Thursday, May 19, 2011
Glowing boats bob in the night off Pacific Grove’s coast, their lights luring lusty Loligo opalescens from the depths. The romantic sight marks the return of Monterey Bay’s 150-year-old market squid fishery after an unofficial fishermen’s strike threatened to delay this year’s harvest.
When the squid season began April 1, local fishermen held back in hopes of pressuring processors to bump the price of calamari from $500 to $600 per ton, according to David Haworth, vice president of the California Wetfish Producers Association.
Blame it on gas prices: Boat captains, who aren’t unionized, negotiated with the four local squid processors in hopes of recovering some of their increased fuel costs. But the processors, who ship squid to Europe and China, are feeling the squeeze too.
“Our costs are up because of ocean freight being higher,” says Sal Tringali of the Salinas-based Monterey Fish Company. “The fuel’s killing us.”
Fishermen and processors were still at an impasse in early May. But some of the captains couldn’t pass up a good squid year, even at $500 per ton.
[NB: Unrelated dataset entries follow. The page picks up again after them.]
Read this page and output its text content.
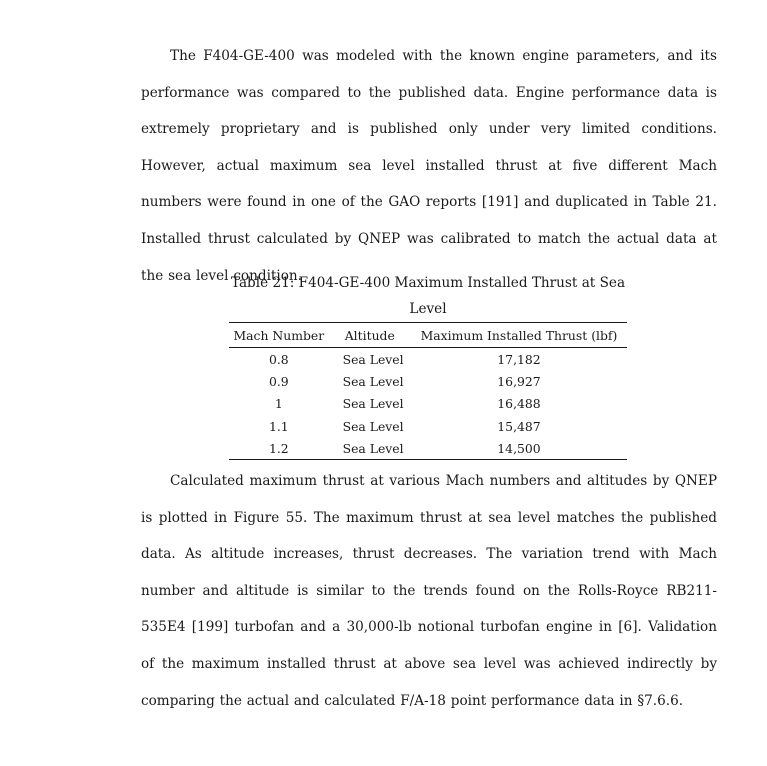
The F404-GE-400 was modeled with the known engine parameters, and its performance was compared to the published data. Engine performance data is extremely proprietary and is published only under very limited conditions. However, actual maximum sea level installed thrust at five different Mach numbers were found in one of the GAO reports [191] and duplicated in Table 21. Installed thrust calculated by QNEP was calibrated to match the actual data at the sea level condition.

Table 21: F404-GE-400 Maximum Installed Thrust at Sea Level

Mach Number	Altitude	Maximum Installed Thrust (lbf)
0.8	Sea Level	17,182
0.9	Sea Level	16,927
1	Sea Level	16,488
1.1	Sea Level	15,487
1.2	Sea Level	14,500

Calculated maximum thrust at various Mach numbers and altitudes by QNEP is plotted in Figure 55. The maximum thrust at sea level matches the published data. As altitude increases, thrust decreases. The variation trend with Mach number and altitude is similar to the trends found on the Rolls-Royce RB211-535E4 [199] turbofan and a 30,000-lb notional turbofan engine in [6]. Validation of the maximum installed thrust at above sea level was achieved indirectly by comparing the actual and calculated F/A-18 point performance data in §7.6.6.
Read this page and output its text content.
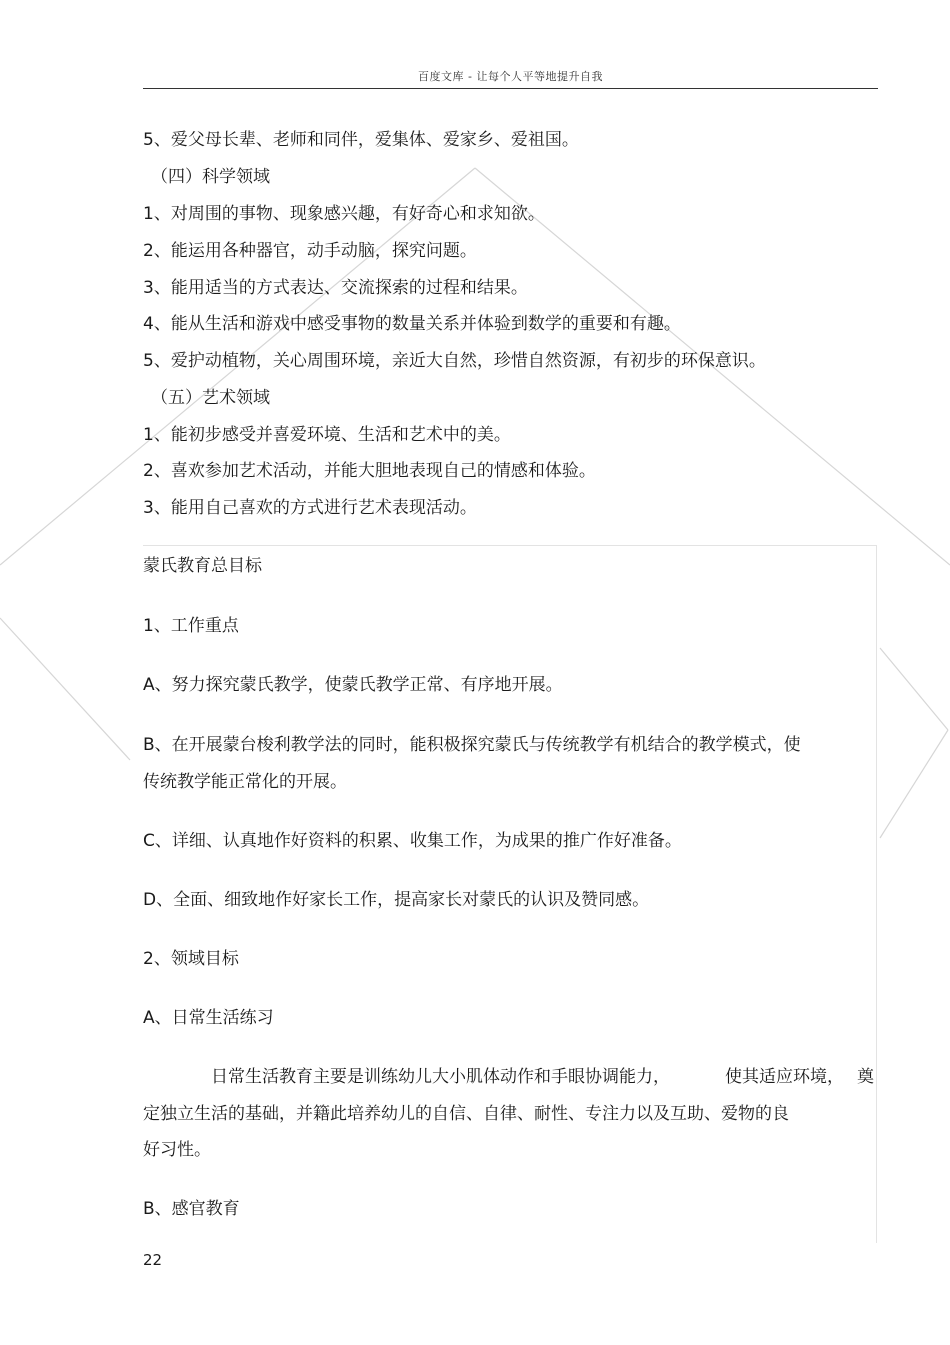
百度文库 - 让每个人平等地提升自我
5、爱父母长辈、老师和同伴，爱集体、爱家乡、爱祖国。
（四）科学领域
1、对周围的事物、现象感兴趣，有好奇心和求知欲。
2、能运用各种器官，动手动脑，探究问题。
3、能用适当的方式表达、交流探索的过程和结果。
4、能从生活和游戏中感受事物的数量关系并体验到数学的重要和有趣。
5、爱护动植物，关心周围环境，亲近大自然，珍惜自然资源，有初步的环保意识。
（五）艺术领域
1、能初步感受并喜爱环境、生活和艺术中的美。
2、喜欢参加艺术活动，并能大胆地表现自己的情感和体验。
3、能用自己喜欢的方式进行艺术表现活动。
蒙氏教育总目标
1、工作重点
A、努力探究蒙氏教学，使蒙氏教学正常、有序地开展。
B、在开展蒙台梭利教学法的同时，能积极探究蒙氏与传统教学有机结合的教学模式，使
传统教学能正常化的开展。
C、详细、认真地作好资料的积累、收集工作，为成果的推广作好准备。
D、全面、细致地作好家长工作，提高家长对蒙氏的认识及赞同感。
2、领域目标
A、日常生活练习
日常生活教育主要是训练幼儿大小肌体动作和手眼协调能力，	使其适应环境， 奠
定独立生活的基础，并籍此培养幼儿的自信、自律、耐性、专注力以及互助、爱物的良
好习性。
B、感官教育
22
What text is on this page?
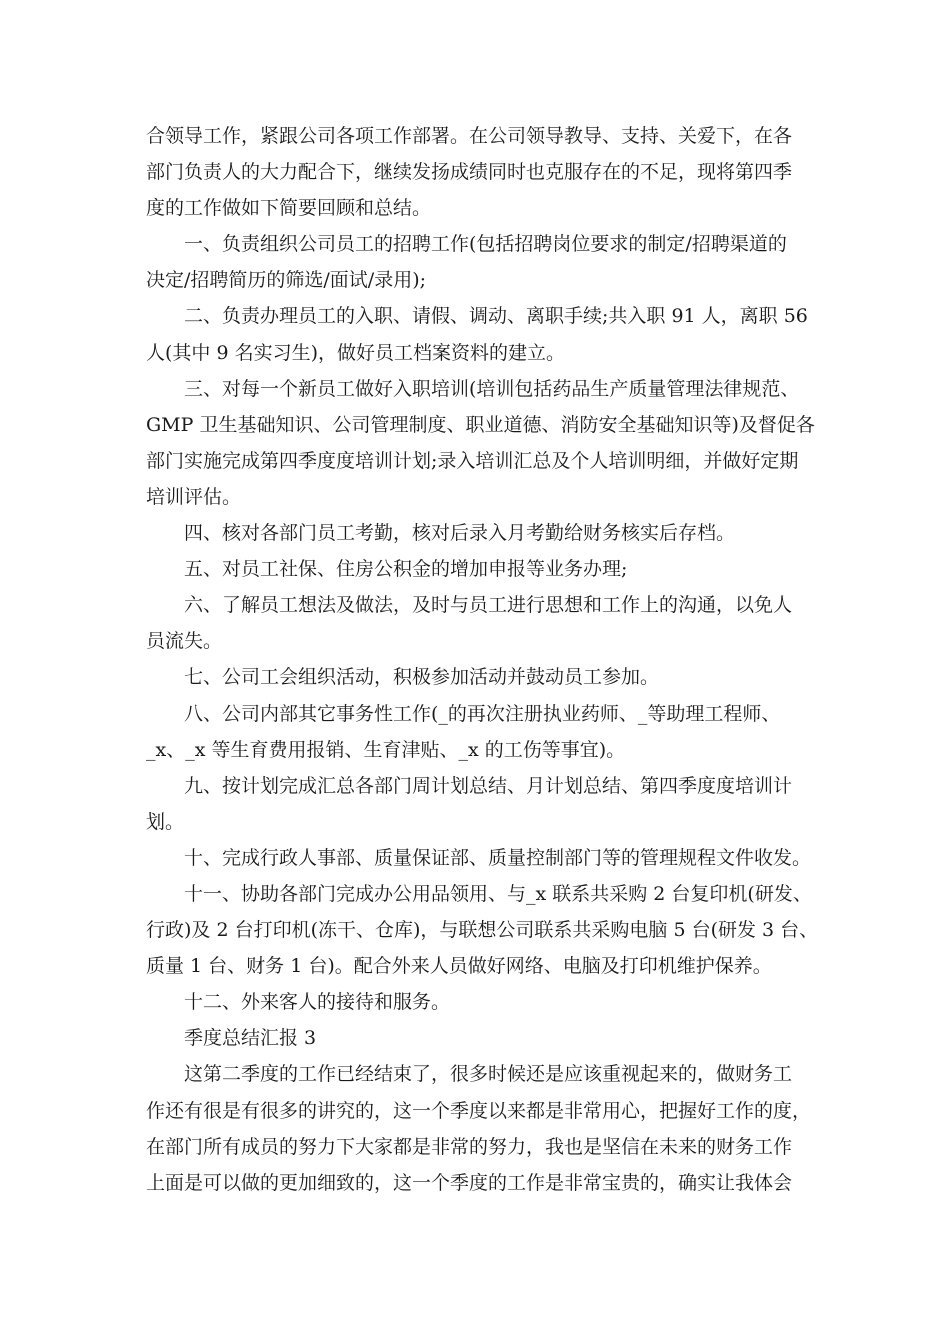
合领导工作，紧跟公司各项工作部署。在公司领导教导、支持、关爱下，在各
部门负责人的大力配合下，继续发扬成绩同时也克服存在的不足，现将第四季
度的工作做如下简要回顾和总结。
一、负责组织公司员工的招聘工作(包括招聘岗位要求的制定/招聘渠道的
决定/招聘简历的筛选/面试/录用);
二、负责办理员工的入职、请假、调动、离职手续;共入职 91 人，离职 56
人(其中 9 名实习生)，做好员工档案资料的建立。
三、对每一个新员工做好入职培训(培训包括药品生产质量管理法律规范、
GMP 卫生基础知识、公司管理制度、职业道德、消防安全基础知识等)及督促各
部门实施完成第四季度度培训计划;录入培训汇总及个人培训明细，并做好定期
培训评估。
四、核对各部门员工考勤，核对后录入月考勤给财务核实后存档。
五、对员工社保、住房公积金的增加申报等业务办理;
六、了解员工想法及做法，及时与员工进行思想和工作上的沟通，以免人
员流失。
七、公司工会组织活动，积极参加活动并鼓动员工参加。
八、公司内部其它事务性工作(_的再次注册执业药师、_等助理工程师、
_x、_x 等生育费用报销、生育津贴、_x 的工伤等事宜)。
九、按计划完成汇总各部门周计划总结、月计划总结、第四季度度培训计
划。
十、完成行政人事部、质量保证部、质量控制部门等的管理规程文件收发。
十一、协助各部门完成办公用品领用、与_x 联系共采购 2 台复印机(研发、
行政)及 2 台打印机(冻干、仓库)，与联想公司联系共采购电脑 5 台(研发 3 台、
质量 1 台、财务 1 台)。配合外来人员做好网络、电脑及打印机维护保养。
十二、外来客人的接待和服务。
季度总结汇报 3
这第二季度的工作已经结束了，很多时候还是应该重视起来的，做财务工
作还有很是有很多的讲究的，这一个季度以来都是非常用心，把握好工作的度，
在部门所有成员的努力下大家都是非常的努力，我也是坚信在未来的财务工作
上面是可以做的更加细致的，这一个季度的工作是非常宝贵的，确实让我体会
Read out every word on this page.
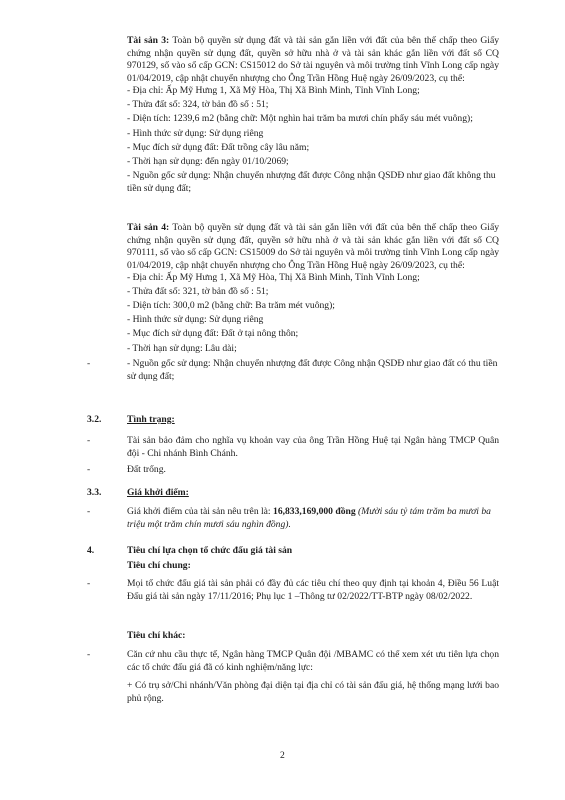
Tài sản 3: Toàn bộ quyền sử dụng đất và tài sản gắn liền với đất của bên thế chấp theo Giấy chứng nhận quyền sử dụng đất, quyền sở hữu nhà ở và tài sản khác gắn liền với đất số CQ 970129, số vào sổ cấp GCN: CS15012 do Sở tài nguyên và môi trường tỉnh Vĩnh Long cấp ngày 01/04/2019, cập nhật chuyển nhượng cho Ông Trần Hồng Huệ ngày 26/09/2023, cụ thể:

- Địa chỉ: Ấp Mỹ Hưng 1, Xã Mỹ Hòa, Thị Xã Bình Minh, Tỉnh Vĩnh Long;

- Thửa đất số: 324, tờ bản đồ số : 51;

- Diện tích: 1239,6 m2 (bằng chữ: Một nghìn hai trăm ba mươi chín phẩy sáu mét vuông);

- Hình thức sử dụng: Sử dụng riêng

- Mục đích sử dụng đất: Đất trồng cây lâu năm;

- Thời hạn sử dụng: đến ngày 01/10/2069;

- Nguồn gốc sử dụng: Nhận chuyển nhượng đất được Công nhận QSDĐ như giao đất không thu tiền sử dụng đất;

Tài sản 4: Toàn bộ quyền sử dụng đất và tài sản gắn liền với đất của bên thế chấp theo Giấy chứng nhận quyền sử dụng đất, quyền sở hữu nhà ở và tài sản khác gắn liền với đất số CQ 970111, số vào sổ cấp GCN: CS15009 do Sở tài nguyên và môi trường tỉnh Vĩnh Long cấp ngày 01/04/2019, cập nhật chuyển nhượng cho Ông Trần Hồng Huệ ngày 26/09/2023, cụ thể:

- Địa chỉ: Ấp Mỹ Hưng 1, Xã Mỹ Hòa, Thị Xã Bình Minh, Tỉnh Vĩnh Long;

- Thửa đất số: 321, tờ bản đồ số : 51;

- Diện tích: 300,0 m2 (bằng chữ: Ba trăm mét vuông);

- Hình thức sử dụng: Sử dụng riêng

- Mục đích sử dụng đất: Đất ở tại nông thôn;

- Thời hạn sử dụng: Lâu dài;

-	- Nguồn gốc sử dụng: Nhận chuyển nhượng đất được Công nhận QSDĐ như giao đất có thu tiền sử dụng đất;

3.2.	Tình trạng:
-	Tài sản bảo đảm cho nghĩa vụ khoản vay của ông Trần Hồng Huệ tại Ngân hàng TMCP Quân đội - Chi nhánh Bình Chánh.

-	Đất trống.

3.3.	Giá khởi điểm:
-	Giá khởi điểm của tài sản nêu trên là: 16,833,169,000 đồng (Mười sáu tỷ tám trăm ba mươi ba triệu một trăm chín mươi sáu nghìn đồng).

4.	Tiêu chí lựa chọn tổ chức đấu giá tài sản
Tiêu chí chung:
-	Mọi tổ chức đấu giá tài sản phải có đầy đủ các tiêu chí theo quy định tại khoản 4, Điều 56 Luật Đấu giá tài sản ngày 17/11/2016; Phụ lục 1 –Thông tư 02/2022/TT-BTP ngày 08/02/2022.

Tiêu chí khác:
-	Căn cứ nhu cầu thực tế, Ngân hàng TMCP Quân đội /MBAMC có thể xem xét ưu tiên lựa chọn các tổ chức đấu giá đã có kinh nghiệm/năng lực:

+ Có trụ sở/Chi nhánh/Văn phòng đại diện tại địa chỉ có tài sản đấu giá, hệ thống mạng lưới bao phủ rộng.

2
Once they’d broken the liquid picket line, Haworth says, the other boats resumed fishing too.
The catch has been good: Royal Seafood founder Joe Pennisi says his son, Gino, recently unloaded 200 tons in a single evening.
“When there’s quantity,” he says, “you don’t worry about the price so much.”
There’s quality, too: Monterey Harbormaster Steve Scheiblauer says the catch is weighing in at a hearty eight squid per pound. “Between squid and salmon,” he says, “it’s great to see the harbor alive with commercial activity.”
Professor Bill Gilly, a cephalopod expert with Stanford University’s Hopkins Marine station, was happy to see the squid fishing boats outside his lab on the Pacific Grove shoreline last week. He’s particularly interested in the relative abundance of market squid in the notable absence of its hulking cousin, Humboldt squid.
The Humboldt population, which spiked off the Central Coast just a few years ago, seems to have nearly vanished after the El Niño-like event of 2009-10, Gilly says. When the Humboldts left, one of their favorite snacks – the market squid – came back.
“It is possible that we have lot of market squid in the bay when there are no Humboldt squid in nearby waters,” he says.
That’s good news for fishermen: Although Humboldt squid make for thick calamari steaks, Gilly says, California’s commercial fleet isn’t well geared to catch them.
The night lights that signal squid fishing, meanwhile, add a nostalgic touch to the shoreline. The Chinese fishermen of Pacific Grove began harvesting squid in the 1860s; it is now one of the state’s most valuable fisheries.